I was volunteering with Butterfly Conservation at Foxley Wood NWT recently and just had to stop and take a photo of the delicately coloured common spotted orchids that have done well there this year. Nothing common about them at all – very elegant and refined I’d say.
The arrival of May means we are entering late springtime, augering the arrival of warm days and our early orchids. Here are two you can see readily in Norfolk, the Early Purple Orchid (orchis mascula) that can be seen in ancient woodland where it is often a companion plant to bluebells, and the very small Green-Winged Orchid (Anacamptis morio), a later flowering orchid happiest in open unimproved grassland.

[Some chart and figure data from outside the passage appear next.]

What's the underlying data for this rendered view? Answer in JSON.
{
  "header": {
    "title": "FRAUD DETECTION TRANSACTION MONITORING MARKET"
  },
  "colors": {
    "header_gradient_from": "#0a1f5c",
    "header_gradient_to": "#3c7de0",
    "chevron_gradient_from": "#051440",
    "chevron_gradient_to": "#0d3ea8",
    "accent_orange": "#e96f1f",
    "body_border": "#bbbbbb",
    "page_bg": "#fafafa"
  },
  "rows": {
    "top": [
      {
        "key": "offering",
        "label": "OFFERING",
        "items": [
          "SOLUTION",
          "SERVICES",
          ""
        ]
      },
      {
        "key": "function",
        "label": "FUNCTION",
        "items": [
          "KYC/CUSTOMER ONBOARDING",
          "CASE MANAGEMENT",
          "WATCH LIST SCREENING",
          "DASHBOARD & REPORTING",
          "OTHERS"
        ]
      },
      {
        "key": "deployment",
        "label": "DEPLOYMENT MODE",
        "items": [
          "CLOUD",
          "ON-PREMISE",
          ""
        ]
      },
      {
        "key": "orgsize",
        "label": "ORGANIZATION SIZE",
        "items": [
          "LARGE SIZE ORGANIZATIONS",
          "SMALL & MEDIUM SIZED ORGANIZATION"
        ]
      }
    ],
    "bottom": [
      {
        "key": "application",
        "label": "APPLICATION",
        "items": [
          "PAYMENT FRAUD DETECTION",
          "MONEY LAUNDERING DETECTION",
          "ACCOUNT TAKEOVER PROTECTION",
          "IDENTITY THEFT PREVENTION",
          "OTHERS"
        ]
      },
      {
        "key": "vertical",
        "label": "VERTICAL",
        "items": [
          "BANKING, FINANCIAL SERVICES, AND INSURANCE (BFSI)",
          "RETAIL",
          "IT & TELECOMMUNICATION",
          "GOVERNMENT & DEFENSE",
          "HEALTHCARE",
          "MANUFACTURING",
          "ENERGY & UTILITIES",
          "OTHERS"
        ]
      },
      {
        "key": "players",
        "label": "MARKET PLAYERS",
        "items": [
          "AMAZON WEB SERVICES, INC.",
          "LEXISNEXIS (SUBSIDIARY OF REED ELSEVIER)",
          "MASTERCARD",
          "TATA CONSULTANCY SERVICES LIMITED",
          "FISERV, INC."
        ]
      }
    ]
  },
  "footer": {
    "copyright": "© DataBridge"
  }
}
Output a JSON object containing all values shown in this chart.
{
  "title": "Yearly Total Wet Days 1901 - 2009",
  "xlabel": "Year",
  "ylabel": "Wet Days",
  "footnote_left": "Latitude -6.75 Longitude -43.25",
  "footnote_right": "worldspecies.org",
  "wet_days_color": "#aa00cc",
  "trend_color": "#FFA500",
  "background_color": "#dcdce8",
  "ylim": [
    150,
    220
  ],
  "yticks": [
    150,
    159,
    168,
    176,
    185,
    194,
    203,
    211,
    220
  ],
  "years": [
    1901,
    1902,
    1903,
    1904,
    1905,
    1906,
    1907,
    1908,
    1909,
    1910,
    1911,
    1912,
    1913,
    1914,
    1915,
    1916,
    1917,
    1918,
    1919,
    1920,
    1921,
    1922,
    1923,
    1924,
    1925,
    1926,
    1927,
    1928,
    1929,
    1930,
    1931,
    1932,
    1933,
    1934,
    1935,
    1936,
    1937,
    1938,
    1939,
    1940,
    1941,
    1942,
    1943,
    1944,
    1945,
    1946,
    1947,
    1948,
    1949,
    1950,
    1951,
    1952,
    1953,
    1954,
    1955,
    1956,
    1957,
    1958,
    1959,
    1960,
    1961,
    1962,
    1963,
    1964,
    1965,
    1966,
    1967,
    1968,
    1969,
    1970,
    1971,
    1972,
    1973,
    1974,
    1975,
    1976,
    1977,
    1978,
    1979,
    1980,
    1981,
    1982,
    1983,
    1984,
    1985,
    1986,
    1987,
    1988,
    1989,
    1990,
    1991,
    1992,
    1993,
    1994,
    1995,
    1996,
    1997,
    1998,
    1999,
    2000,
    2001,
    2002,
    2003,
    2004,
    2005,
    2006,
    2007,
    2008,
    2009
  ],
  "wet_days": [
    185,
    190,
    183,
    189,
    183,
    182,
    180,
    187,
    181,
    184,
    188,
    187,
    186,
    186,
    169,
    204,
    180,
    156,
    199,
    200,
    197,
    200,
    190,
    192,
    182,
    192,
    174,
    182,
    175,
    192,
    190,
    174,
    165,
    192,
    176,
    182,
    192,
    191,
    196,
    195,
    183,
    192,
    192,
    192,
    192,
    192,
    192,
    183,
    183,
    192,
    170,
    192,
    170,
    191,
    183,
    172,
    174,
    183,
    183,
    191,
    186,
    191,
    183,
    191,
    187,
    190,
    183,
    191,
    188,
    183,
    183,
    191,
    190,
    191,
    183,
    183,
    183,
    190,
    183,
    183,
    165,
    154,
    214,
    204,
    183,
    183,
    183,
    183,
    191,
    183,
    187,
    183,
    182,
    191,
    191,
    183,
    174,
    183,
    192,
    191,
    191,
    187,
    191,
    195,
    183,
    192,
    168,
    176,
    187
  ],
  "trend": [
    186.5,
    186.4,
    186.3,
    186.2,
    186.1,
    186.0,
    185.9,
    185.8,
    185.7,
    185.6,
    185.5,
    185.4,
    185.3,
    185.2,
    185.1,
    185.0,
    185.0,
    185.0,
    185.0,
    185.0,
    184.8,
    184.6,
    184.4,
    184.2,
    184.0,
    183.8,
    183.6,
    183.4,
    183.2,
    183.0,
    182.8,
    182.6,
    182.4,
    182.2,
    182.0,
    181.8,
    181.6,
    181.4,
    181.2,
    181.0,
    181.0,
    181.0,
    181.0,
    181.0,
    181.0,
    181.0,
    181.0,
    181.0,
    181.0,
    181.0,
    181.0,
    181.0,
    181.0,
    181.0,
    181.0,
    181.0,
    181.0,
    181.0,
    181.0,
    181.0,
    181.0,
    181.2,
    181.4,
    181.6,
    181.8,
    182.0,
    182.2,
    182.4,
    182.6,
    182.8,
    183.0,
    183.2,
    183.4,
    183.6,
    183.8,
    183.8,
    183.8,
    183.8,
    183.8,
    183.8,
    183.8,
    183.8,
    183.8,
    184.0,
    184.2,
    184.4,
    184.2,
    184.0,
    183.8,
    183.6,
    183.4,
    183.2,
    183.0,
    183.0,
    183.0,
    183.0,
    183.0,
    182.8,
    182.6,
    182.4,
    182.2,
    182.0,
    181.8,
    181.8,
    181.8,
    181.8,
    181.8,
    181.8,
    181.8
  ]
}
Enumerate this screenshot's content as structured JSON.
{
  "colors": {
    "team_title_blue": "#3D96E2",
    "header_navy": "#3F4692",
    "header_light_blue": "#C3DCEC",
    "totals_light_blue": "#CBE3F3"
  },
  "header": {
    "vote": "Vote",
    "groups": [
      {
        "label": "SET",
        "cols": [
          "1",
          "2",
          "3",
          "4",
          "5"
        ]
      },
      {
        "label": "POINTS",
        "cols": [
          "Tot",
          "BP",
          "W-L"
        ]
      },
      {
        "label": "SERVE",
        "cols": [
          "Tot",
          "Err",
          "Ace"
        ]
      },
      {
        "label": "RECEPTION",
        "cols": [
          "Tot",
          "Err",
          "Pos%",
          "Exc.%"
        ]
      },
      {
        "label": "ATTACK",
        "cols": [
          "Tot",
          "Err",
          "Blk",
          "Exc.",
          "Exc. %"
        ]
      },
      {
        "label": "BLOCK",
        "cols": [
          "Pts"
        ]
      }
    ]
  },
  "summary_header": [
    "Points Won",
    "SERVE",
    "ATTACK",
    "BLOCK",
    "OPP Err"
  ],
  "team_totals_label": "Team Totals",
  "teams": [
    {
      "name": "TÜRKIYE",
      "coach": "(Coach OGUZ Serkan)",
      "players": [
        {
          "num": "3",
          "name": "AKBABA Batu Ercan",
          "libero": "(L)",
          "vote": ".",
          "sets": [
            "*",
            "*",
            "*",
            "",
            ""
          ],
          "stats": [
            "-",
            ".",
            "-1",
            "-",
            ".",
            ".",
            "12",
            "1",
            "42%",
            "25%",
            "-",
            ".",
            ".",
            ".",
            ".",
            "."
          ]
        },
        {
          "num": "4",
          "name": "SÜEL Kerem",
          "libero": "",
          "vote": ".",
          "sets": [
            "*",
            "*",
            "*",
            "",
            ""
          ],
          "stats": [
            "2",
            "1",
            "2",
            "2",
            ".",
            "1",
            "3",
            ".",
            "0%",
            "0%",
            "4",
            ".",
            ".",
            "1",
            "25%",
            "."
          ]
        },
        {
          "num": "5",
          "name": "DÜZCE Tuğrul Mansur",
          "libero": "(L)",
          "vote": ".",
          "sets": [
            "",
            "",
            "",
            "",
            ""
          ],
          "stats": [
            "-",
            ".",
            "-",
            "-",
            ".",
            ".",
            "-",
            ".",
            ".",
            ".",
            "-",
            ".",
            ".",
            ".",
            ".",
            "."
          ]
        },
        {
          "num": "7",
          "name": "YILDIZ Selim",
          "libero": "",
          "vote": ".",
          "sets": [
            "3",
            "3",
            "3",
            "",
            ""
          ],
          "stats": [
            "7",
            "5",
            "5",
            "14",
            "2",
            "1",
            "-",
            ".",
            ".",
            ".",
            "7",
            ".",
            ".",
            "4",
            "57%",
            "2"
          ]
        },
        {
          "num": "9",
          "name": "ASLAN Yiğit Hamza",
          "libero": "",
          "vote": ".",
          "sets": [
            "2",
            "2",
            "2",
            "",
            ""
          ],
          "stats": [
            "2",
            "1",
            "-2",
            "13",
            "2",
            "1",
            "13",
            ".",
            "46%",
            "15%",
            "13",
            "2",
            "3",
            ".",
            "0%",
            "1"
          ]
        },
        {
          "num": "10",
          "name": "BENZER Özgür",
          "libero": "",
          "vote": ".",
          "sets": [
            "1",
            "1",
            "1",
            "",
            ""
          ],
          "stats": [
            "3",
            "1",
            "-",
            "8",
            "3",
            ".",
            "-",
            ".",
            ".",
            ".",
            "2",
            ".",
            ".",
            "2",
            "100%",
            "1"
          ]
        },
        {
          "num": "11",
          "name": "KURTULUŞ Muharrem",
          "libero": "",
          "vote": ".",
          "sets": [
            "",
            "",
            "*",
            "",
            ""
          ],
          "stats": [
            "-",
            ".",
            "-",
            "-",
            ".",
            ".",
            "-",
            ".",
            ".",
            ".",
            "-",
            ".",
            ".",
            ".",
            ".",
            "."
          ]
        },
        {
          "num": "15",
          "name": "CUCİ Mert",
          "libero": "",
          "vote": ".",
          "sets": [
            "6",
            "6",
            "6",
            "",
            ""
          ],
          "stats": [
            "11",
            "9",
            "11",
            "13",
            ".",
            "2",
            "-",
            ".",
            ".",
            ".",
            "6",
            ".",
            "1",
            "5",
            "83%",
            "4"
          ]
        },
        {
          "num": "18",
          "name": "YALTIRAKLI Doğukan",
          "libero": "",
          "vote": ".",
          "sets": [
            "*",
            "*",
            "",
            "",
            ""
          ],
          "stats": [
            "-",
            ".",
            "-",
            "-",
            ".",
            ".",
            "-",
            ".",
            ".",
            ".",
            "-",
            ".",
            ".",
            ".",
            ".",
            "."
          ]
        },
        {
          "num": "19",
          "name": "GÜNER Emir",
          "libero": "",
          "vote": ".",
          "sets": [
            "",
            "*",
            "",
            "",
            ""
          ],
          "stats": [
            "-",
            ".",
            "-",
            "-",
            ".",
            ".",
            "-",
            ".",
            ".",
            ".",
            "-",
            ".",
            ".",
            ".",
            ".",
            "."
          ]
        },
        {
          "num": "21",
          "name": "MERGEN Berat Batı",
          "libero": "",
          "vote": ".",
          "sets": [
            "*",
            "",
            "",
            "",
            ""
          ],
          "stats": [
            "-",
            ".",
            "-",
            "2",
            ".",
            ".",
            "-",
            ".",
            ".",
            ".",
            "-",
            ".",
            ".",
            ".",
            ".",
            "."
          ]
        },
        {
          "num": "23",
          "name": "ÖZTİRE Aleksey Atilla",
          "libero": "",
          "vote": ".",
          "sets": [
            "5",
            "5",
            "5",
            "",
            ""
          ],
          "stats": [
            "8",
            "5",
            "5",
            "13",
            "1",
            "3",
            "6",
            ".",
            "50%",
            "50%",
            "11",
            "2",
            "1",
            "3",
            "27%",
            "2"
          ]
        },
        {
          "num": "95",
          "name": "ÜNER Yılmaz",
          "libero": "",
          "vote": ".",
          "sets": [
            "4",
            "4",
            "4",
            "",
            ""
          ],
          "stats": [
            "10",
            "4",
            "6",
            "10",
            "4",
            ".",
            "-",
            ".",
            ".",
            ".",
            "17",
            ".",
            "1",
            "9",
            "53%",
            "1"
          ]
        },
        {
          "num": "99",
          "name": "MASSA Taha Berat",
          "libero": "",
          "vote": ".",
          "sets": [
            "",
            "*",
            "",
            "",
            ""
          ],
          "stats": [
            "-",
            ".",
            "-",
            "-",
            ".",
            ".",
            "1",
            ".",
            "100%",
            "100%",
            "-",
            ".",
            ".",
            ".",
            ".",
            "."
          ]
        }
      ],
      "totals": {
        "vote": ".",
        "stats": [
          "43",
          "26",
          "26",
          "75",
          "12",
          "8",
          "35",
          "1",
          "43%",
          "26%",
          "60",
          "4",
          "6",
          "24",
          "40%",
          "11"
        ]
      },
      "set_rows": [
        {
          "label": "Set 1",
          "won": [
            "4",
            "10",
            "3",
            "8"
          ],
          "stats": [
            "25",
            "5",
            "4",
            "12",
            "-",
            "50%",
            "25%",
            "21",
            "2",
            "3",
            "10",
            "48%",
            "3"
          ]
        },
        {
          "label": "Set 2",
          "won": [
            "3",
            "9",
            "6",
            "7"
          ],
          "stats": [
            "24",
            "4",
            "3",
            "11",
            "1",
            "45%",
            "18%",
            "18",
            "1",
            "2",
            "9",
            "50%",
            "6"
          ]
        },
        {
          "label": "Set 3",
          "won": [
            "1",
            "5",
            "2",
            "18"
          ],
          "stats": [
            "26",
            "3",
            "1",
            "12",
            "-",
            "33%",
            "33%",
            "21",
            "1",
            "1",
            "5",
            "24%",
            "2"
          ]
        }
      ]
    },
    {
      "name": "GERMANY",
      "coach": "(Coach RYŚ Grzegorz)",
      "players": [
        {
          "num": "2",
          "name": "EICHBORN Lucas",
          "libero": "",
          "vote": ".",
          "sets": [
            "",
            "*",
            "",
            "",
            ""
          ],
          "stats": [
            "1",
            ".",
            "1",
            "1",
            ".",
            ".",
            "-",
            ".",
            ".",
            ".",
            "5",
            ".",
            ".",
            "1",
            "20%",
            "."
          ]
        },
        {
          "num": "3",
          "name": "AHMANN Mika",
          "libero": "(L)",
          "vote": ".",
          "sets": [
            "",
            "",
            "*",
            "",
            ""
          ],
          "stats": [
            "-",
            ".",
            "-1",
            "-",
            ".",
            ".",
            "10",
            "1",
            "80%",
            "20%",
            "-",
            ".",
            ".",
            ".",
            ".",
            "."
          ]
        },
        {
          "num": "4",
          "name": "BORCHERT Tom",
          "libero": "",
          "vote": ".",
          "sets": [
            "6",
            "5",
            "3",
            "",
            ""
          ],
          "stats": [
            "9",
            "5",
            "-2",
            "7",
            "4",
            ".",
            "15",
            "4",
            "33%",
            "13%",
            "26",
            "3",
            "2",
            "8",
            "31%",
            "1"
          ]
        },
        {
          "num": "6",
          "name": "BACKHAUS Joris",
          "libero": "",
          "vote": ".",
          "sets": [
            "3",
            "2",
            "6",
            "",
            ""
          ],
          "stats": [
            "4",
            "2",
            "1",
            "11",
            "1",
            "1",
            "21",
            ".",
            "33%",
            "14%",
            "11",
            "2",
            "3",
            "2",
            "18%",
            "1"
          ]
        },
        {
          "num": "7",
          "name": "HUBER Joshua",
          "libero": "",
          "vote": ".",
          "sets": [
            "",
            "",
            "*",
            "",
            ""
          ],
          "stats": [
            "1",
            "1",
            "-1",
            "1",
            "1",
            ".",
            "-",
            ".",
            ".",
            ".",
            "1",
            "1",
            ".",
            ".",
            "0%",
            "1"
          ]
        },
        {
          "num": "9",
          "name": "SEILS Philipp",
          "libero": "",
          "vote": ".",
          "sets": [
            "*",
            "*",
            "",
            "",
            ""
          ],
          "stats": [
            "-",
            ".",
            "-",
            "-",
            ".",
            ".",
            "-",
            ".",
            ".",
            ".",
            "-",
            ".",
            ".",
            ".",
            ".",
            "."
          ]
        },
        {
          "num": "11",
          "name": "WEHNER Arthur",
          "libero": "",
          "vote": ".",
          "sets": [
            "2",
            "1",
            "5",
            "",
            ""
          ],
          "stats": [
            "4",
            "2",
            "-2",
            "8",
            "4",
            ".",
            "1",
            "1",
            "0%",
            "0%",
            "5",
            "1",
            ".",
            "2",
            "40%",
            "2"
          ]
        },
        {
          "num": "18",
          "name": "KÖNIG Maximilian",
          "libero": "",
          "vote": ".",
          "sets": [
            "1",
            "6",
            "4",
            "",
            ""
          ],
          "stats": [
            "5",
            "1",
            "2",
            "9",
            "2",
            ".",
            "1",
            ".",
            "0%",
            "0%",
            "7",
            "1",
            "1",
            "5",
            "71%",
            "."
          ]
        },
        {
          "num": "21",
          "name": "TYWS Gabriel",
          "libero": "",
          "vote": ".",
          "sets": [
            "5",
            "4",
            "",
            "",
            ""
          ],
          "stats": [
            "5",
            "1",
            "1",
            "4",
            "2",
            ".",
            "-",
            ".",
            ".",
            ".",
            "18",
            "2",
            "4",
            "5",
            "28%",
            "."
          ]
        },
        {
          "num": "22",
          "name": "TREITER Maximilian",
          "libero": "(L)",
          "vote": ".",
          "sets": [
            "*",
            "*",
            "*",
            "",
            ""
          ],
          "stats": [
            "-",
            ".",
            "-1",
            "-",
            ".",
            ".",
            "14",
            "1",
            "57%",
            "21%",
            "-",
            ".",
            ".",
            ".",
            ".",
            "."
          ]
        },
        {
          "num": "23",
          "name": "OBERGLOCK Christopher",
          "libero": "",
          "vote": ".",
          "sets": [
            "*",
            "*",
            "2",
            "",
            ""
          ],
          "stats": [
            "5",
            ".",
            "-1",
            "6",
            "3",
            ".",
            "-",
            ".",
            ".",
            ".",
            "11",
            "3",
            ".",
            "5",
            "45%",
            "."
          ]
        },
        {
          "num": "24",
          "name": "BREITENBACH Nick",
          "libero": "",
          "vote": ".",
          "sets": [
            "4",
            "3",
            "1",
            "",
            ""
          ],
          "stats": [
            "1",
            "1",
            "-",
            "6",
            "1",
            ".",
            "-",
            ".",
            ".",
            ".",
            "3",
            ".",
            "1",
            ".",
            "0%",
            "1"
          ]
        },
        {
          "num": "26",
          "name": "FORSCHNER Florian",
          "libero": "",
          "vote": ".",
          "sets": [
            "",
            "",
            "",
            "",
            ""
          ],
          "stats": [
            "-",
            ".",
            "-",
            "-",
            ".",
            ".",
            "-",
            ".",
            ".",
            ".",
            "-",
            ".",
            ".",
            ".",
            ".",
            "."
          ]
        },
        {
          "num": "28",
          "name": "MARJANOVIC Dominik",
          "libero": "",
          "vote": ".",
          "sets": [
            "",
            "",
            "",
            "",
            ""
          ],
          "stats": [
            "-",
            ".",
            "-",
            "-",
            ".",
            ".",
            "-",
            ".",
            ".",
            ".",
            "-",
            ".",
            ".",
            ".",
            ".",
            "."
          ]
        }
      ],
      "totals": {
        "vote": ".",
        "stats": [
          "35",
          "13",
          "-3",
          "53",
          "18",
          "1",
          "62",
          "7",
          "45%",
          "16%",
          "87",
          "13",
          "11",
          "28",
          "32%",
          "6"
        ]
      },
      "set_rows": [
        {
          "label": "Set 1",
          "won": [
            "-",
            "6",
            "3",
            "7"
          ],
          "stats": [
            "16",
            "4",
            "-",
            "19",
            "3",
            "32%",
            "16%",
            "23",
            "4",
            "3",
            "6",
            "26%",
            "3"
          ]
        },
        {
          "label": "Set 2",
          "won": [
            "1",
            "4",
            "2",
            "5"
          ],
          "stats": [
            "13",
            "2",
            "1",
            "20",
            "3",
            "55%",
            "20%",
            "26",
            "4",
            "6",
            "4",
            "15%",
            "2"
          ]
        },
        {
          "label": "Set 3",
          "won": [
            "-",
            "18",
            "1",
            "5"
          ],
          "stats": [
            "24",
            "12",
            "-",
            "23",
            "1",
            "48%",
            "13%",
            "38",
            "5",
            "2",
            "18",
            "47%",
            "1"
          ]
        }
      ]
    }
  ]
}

After the whites greens and yellows of early spring now pinker palette emerges among our countryside wildflowers. Amongst others, both the pretty red campion (silene dioica) and herb robert (geranium robertianum), one of several elegant native geranium species, come into bloom during in the month and if you’re lucky, you might even see an early poppy.
My so very nearly ready bungalow renovation has been swallowing all my time and is already showing a fun diversity of wildlife, today I saw partridge strutting on my summer house roof plus, doves, a pheasant, swallows, house martins as well as sparrows and other hedgerow finches and a couple of white and comma butterflies flitted past the new hedgerow… This is one of very few occasions I’ve been out with my camera, late in the day on my Birthday visit to Foxley wood for the bluebells, and this Early Purple Orchid shot is an even rarer occurence – that of a flower shot without my 180mm macro on my camera.